Lecky’s case is the first STR rezoning under new rules passed by the City Council last year. Those rules require owners of existing STRs to apply for a permit from Lafayette Consolidated Government by April 1 to continue operating within city limits. But they also prohibit STRs from operating in single-family zoning districts effective Oct. 6, banning them from 75% of the city’s residential areas. That leaves roughly 150 existing STRs in single-family neighborhoods with two options: get rezoned or get out of the business. 

But the Sterling Street case may not be a sign of what’s to come since the stars appear to have aligned for its rezoning. The 1901 home’s historic status, broad support among City Council members and lack of opposition from neighbors made it a rezoning unicorn. 
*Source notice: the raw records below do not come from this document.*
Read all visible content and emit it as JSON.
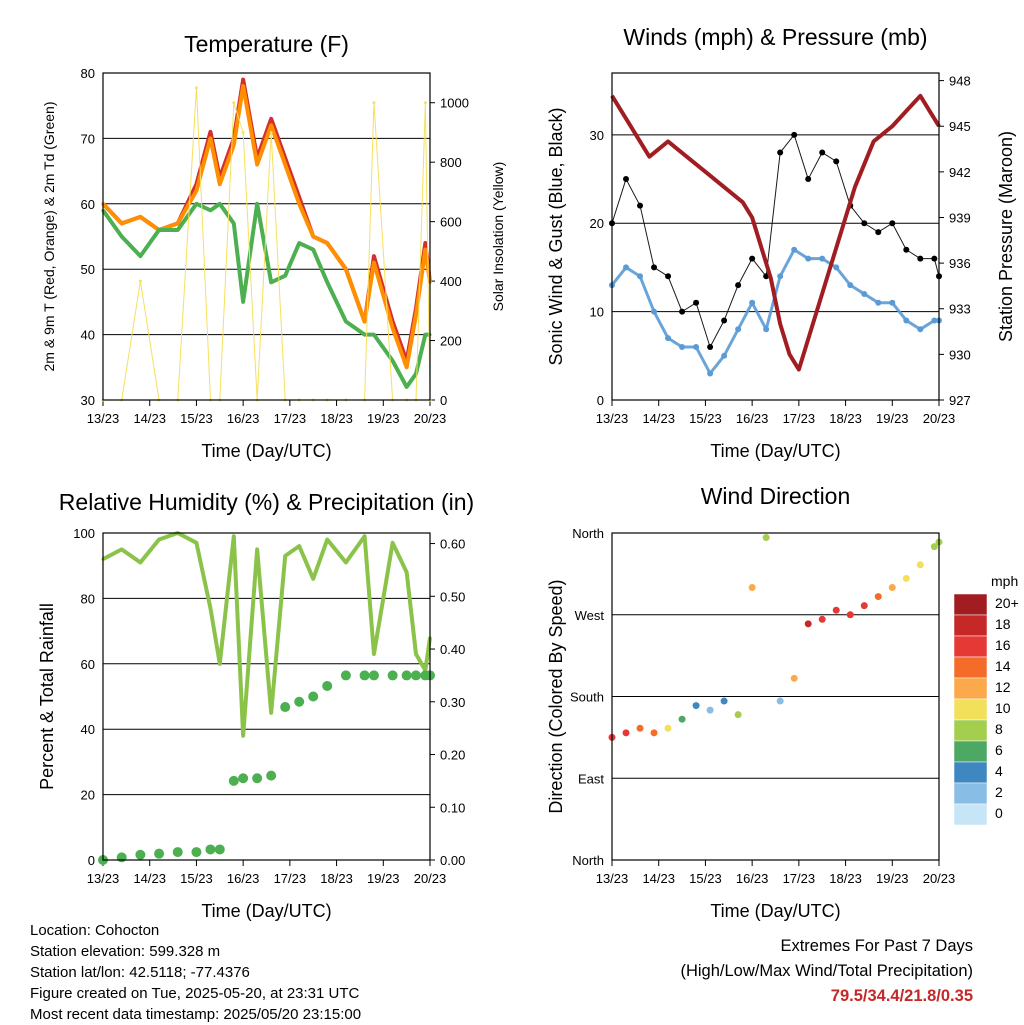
{
  "x_ticks": [
    "13/23",
    "14/23",
    "15/23",
    "16/23",
    "17/23",
    "18/23",
    "19/23",
    "20/23"
  ],
  "chart_data": [
    {
      "type": "line",
      "title": "Temperature (F)",
      "xlabel": "Time (Day/UTC)",
      "ylabel": "2m & 9m T (Red, Orange) & 2m Td (Green)",
      "ylabel_right": "Solar Insolation (Yellow)",
      "ylim": [
        30,
        80
      ],
      "y_ticks": [
        30,
        40,
        50,
        60,
        70,
        80
      ],
      "y2lim": [
        0,
        1100
      ],
      "y2_ticks": [
        0,
        200,
        400,
        600,
        800,
        1000
      ],
      "grid": true,
      "x_day": [
        0,
        0.4,
        0.8,
        1.2,
        1.6,
        2.0,
        2.3,
        2.5,
        2.8,
        3.0,
        3.3,
        3.6,
        3.9,
        4.2,
        4.5,
        4.8,
        5.2,
        5.6,
        5.8,
        6.2,
        6.5,
        6.7,
        6.9,
        7.0
      ],
      "series": [
        {
          "color": "#d32f2f",
          "y": [
            60,
            57,
            58,
            56,
            57,
            63,
            71,
            64,
            70,
            79,
            67,
            73,
            67,
            61,
            55,
            54,
            50,
            42,
            52,
            42,
            36,
            44,
            54,
            48
          ]
        },
        {
          "color": "#ff8f00",
          "y": [
            60,
            57,
            58,
            56,
            57,
            62,
            70,
            63,
            69,
            78,
            66,
            72,
            66,
            60,
            55,
            54,
            50,
            42,
            51,
            41,
            35,
            43,
            53,
            48
          ]
        },
        {
          "color": "#4caf50",
          "y": [
            59,
            55,
            52,
            56,
            56,
            60,
            59,
            60,
            57,
            45,
            60,
            48,
            49,
            54,
            53,
            48,
            42,
            40,
            40,
            36,
            32,
            34,
            40,
            40
          ]
        },
        {
          "color": "#f6e05e",
          "axis": "right",
          "y": [
            0,
            0,
            400,
            0,
            0,
            1050,
            0,
            0,
            1000,
            900,
            0,
            900,
            0,
            0,
            0,
            0,
            0,
            0,
            1000,
            0,
            0,
            0,
            1000,
            0
          ]
        }
      ]
    },
    {
      "type": "scatter",
      "title": "Winds (mph) & Pressure (mb)",
      "xlabel": "Time (Day/UTC)",
      "ylabel": "Sonic Wind & Gust (Blue, Black)",
      "ylabel_right": "Station Pressure (Maroon)",
      "ylim": [
        0,
        37
      ],
      "y_ticks": [
        0,
        10,
        20,
        30
      ],
      "y2lim": [
        927,
        948.5
      ],
      "y2_ticks": [
        927,
        930,
        933,
        936,
        939,
        942,
        945,
        948
      ],
      "grid": true,
      "series": [
        {
          "color": "#000000",
          "x": [
            0,
            0.3,
            0.6,
            0.9,
            1.2,
            1.5,
            1.8,
            2.1,
            2.4,
            2.7,
            3.0,
            3.3,
            3.6,
            3.9,
            4.2,
            4.5,
            4.8,
            5.1,
            5.4,
            5.7,
            6.0,
            6.3,
            6.6,
            6.9,
            7.0
          ],
          "y": [
            20,
            25,
            22,
            15,
            14,
            10,
            11,
            6,
            9,
            13,
            16,
            14,
            28,
            30,
            25,
            28,
            27,
            22,
            20,
            19,
            20,
            17,
            16,
            16,
            14
          ]
        },
        {
          "color": "#5a9bd5",
          "x": [
            0,
            0.3,
            0.6,
            0.9,
            1.2,
            1.5,
            1.8,
            2.1,
            2.4,
            2.7,
            3.0,
            3.3,
            3.6,
            3.9,
            4.2,
            4.5,
            4.8,
            5.1,
            5.4,
            5.7,
            6.0,
            6.3,
            6.6,
            6.9,
            7.0
          ],
          "y": [
            13,
            15,
            14,
            10,
            7,
            6,
            6,
            3,
            5,
            8,
            11,
            8,
            14,
            17,
            16,
            16,
            15,
            13,
            12,
            11,
            11,
            9,
            8,
            9,
            9
          ]
        },
        {
          "color": "#a11d21",
          "axis": "right",
          "x": [
            0,
            0.4,
            0.8,
            1.2,
            1.6,
            2.0,
            2.4,
            2.8,
            3.0,
            3.2,
            3.4,
            3.6,
            3.8,
            4.0,
            4.3,
            4.6,
            4.9,
            5.2,
            5.6,
            6.0,
            6.3,
            6.6,
            6.8,
            7.0
          ],
          "y": [
            947,
            945,
            943,
            944,
            943,
            942,
            941,
            940,
            939,
            937,
            935,
            932,
            930,
            929,
            932,
            935,
            938,
            941,
            944,
            945,
            946,
            947,
            946,
            945
          ]
        }
      ]
    },
    {
      "type": "line",
      "title": "Relative Humidity (%) & Precipitation (in)",
      "xlabel": "Time (Day/UTC)",
      "ylabel": "Percent & Total Rainfall",
      "ylim": [
        0,
        100
      ],
      "y_ticks": [
        0,
        20,
        40,
        60,
        80,
        100
      ],
      "y2lim": [
        0,
        0.62
      ],
      "y2_ticks": [
        "0.00",
        "0.10",
        "0.20",
        "0.30",
        "0.40",
        "0.50",
        "0.60"
      ],
      "grid": true,
      "x_day": [
        0,
        0.4,
        0.8,
        1.2,
        1.6,
        2.0,
        2.3,
        2.5,
        2.8,
        3.0,
        3.3,
        3.6,
        3.9,
        4.2,
        4.5,
        4.8,
        5.2,
        5.6,
        5.8,
        6.2,
        6.5,
        6.7,
        6.9,
        7.0
      ],
      "series": [
        {
          "color": "#8bc34a",
          "y": [
            92,
            95,
            91,
            98,
            100,
            97,
            77,
            60,
            99,
            38,
            95,
            45,
            93,
            96,
            86,
            98,
            91,
            99,
            63,
            97,
            88,
            63,
            58,
            68
          ]
        },
        {
          "color": "#4caf50",
          "axis": "right",
          "y": [
            0,
            0.005,
            0.01,
            0.012,
            0.015,
            0.015,
            0.02,
            0.02,
            0.15,
            0.155,
            0.155,
            0.16,
            0.29,
            0.3,
            0.31,
            0.33,
            0.35,
            0.35,
            0.35,
            0.35,
            0.35,
            0.35,
            0.35,
            0.35
          ]
        }
      ]
    },
    {
      "type": "scatter",
      "title": "Wind Direction",
      "xlabel": "Time (Day/UTC)",
      "ylabel": "Direction (Colored By Speed)",
      "ylim": [
        0,
        360
      ],
      "y_ticks": [
        {
          "v": 0,
          "label": "North"
        },
        {
          "v": 90,
          "label": "East"
        },
        {
          "v": 180,
          "label": "South"
        },
        {
          "v": 270,
          "label": "West"
        },
        {
          "v": 360,
          "label": "North"
        }
      ],
      "grid": true,
      "x": [
        0,
        0.3,
        0.6,
        0.9,
        1.2,
        1.5,
        1.8,
        2.1,
        2.4,
        2.7,
        3.0,
        3.3,
        3.6,
        3.9,
        4.2,
        4.5,
        4.8,
        5.1,
        5.4,
        5.7,
        6.0,
        6.3,
        6.6,
        6.9,
        7.0
      ],
      "y": [
        135,
        140,
        145,
        140,
        145,
        155,
        170,
        165,
        175,
        160,
        300,
        355,
        175,
        200,
        260,
        265,
        275,
        270,
        280,
        290,
        300,
        310,
        325,
        345,
        350
      ],
      "speed": [
        17,
        16,
        14,
        15,
        10,
        6,
        4,
        3,
        4,
        8,
        12,
        8,
        3,
        12,
        18,
        17,
        16,
        16,
        16,
        15,
        12,
        11,
        10,
        8,
        8
      ],
      "legend": {
        "title": "mph",
        "labels": [
          "20+",
          "18",
          "16",
          "14",
          "12",
          "10",
          "8",
          "6",
          "4",
          "2",
          "0"
        ],
        "colors": [
          "#a11d21",
          "#c62828",
          "#e53935",
          "#f36c2a",
          "#fba94b",
          "#f2e05b",
          "#a4cf4e",
          "#4ca862",
          "#3f87c0",
          "#88bde6",
          "#c6e6f7"
        ]
      }
    }
  ],
  "info_lines": [
    "Location: Cohocton",
    "Station elevation: 599.328 m",
    "Station lat/lon: 42.5118; -77.4376",
    "Figure created on Tue, 2025-05-20, at 23:31 UTC",
    "Most recent data timestamp: 2025/05/20 23:15:00"
  ],
  "extremes": {
    "line1": "Extremes For Past 7 Days",
    "line2": "(High/Low/Max Wind/Total Precipitation)",
    "value": "79.5/34.4/21.8/0.35"
  }
}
“I know all my neighbors. I have relationships with all of them, and I communicate with them on a regular basis,” says Lecky, who’s lived on the property since 2007 and invested tens of thousands of dollars into renovating it. “So I reached out to all of them to let them know what I was going to do, what I was going to request and why, and they have been supportive.”

That was critical for Lecky, whose rezoning has taken three months and thousands of dollars. Rezonings are costly, time-consuming and fraught with risk since they frequently draw vocal opposition from nearby residents who can often convince the council to concede to their concerns. That’s a process that needs to be fixed as the city contemplates a rush of similar applications ahead of the deadlines facing similar STRs later this year, City Councilman Thomas Hooks said Tuesday, calling it an unintended consequence of the city’s new STR rules. 

“We should really, from my perspective, discourage this from being the avenue to deal with these types of issues,” Hooks said. “I don’t want that to be read as pro-STR or anti-STR. It’s really about what’s a good policy tool. This does not feel like it, in terms of rezoning individual lots for particular uses. I think we will see more of these, [and] I think we’ll need a better answer than the rezoning process.”